Trumbell makes two basic arguments here.  Let's examine each:

(1) Revenues may reach a numerical high this year, but they'll still be lower than the historical average, as a percentage of the economy.  This is true; although, as he notes, we'll likely hit that multi-decade equilibrium next year.  But as Philip Klein reported last month, the CBO projects revenues to zoom past the historical average over the next decade, yet deficits will continue to explode the national debt.  By the end of the current budget window, the annual deficit will climb back into the trillion-dollar range -- again, despite higher-than-average revenues (as a percentage of GDP), much higher raw revenues (in dollars), and much lower defense spending (also as a percentage of GDP).  Klein added this perspective:

Despite the fact that new tax revenue will be drastically outpacing growth in the defense budget, the nation is still projected to accumulate an additional $7 trillion in deficits over the next 10-year period, bringing the public debt to $20 trillion. The cause of that debt, therefore, cannot be taxes that are too low or defense spending that's too high. In fact, by 2020, Congress could vote to eliminate all military spending and it wouldn't even be enough to cover interest payments on the national debt.  
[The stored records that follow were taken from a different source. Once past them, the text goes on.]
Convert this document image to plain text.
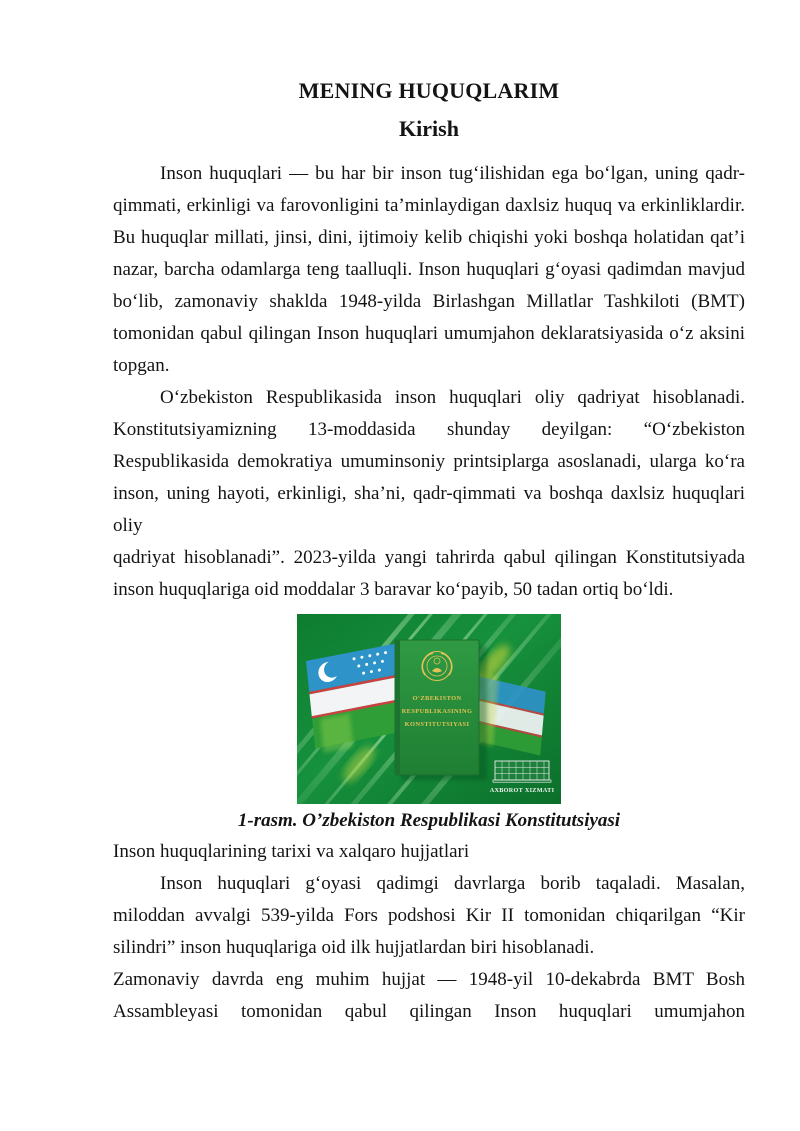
MENING HUQUQLARIM
Kirish
Inson huquqlari — bu har bir inson tug‘ilishidan ega bo‘lgan, uning qadr-
qimmati, erkinligi va farovonligini ta’minlaydigan daxlsiz huquq va erkinliklardir.
Bu huquqlar millati, jinsi, dini, ijtimoiy kelib chiqishi yoki boshqa holatidan qat’i
nazar, barcha odamlarga teng taalluqli. Inson huquqlari g‘oyasi qadimdan mavjud
bo‘lib, zamonaviy shaklda 1948-yilda Birlashgan Millatlar Tashkiloti (BMT)
tomonidan qabul qilingan Inson huquqlari umumjahon deklaratsiyasida o‘z aksini
topgan.
O‘zbekiston Respublikasida inson huquqlari oliy qadriyat hisoblanadi.
Konstitutsiyamizning 13-moddasida shunday deyilgan: “O‘zbekiston
Respublikasida demokratiya umuminsoniy printsiplarga asoslanadi, ularga ko‘ra
inson, uning hayoti, erkinligi, sha’ni, qadr-qimmati va boshqa daxlsiz huquqlari oliy
qadriyat hisoblanadi”. 2023-yilda yangi tahrirda qabul qilingan Konstitutsiyada
inson huquqlariga oid moddalar 3 baravar ko‘payib, 50 tadan ortiq bo‘ldi.
O‘ZBEKISTON
RESPUBLIKASINING
KONSTITUTSIYASI
AXBOROT XIZMATI
1-rasm. O’zbekiston Respublikasi Konstitutsiyasi
Inson huquqlarining tarixi va xalqaro hujjatlari
Inson huquqlari g‘oyasi qadimgi davrlarga borib taqaladi. Masalan,
miloddan avvalgi 539-yilda Fors podshosi Kir II tomonidan chiqarilgan “Kir
silindri” inson huquqlariga oid ilk hujjatlardan biri hisoblanadi.
Zamonaviy davrda eng muhim hujjat — 1948-yil 10-dekabrda BMT Bosh
Assambleyasi tomonidan qabul qilingan Inson huquqlari umumjahon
(2) Even though the rudimentary arithmetic confirms that overspending -- not undertaxing -- is fueling our debt crisis, public polling indicates that the public isn't willing to identify popular, expensive programs as the problem.  On one hand, the American people do recognize the government's spending problem and are demanding spending restraint.  On the other, Trumbell is right: Most people have little appetite for even modest reforms to the entitlement programs whose unfunded liabilities threaten to swamp the solvency of the country.  But a poll that says a lot of people don't want to call Medicare's unpaid-for promises a problem does not negate the fact that they are.  Public opinion matters a lot in politics, but it is not the arbiter of empirical reality.  Trumbell writes that spending is the problem "in one sense." Yeah, the math one.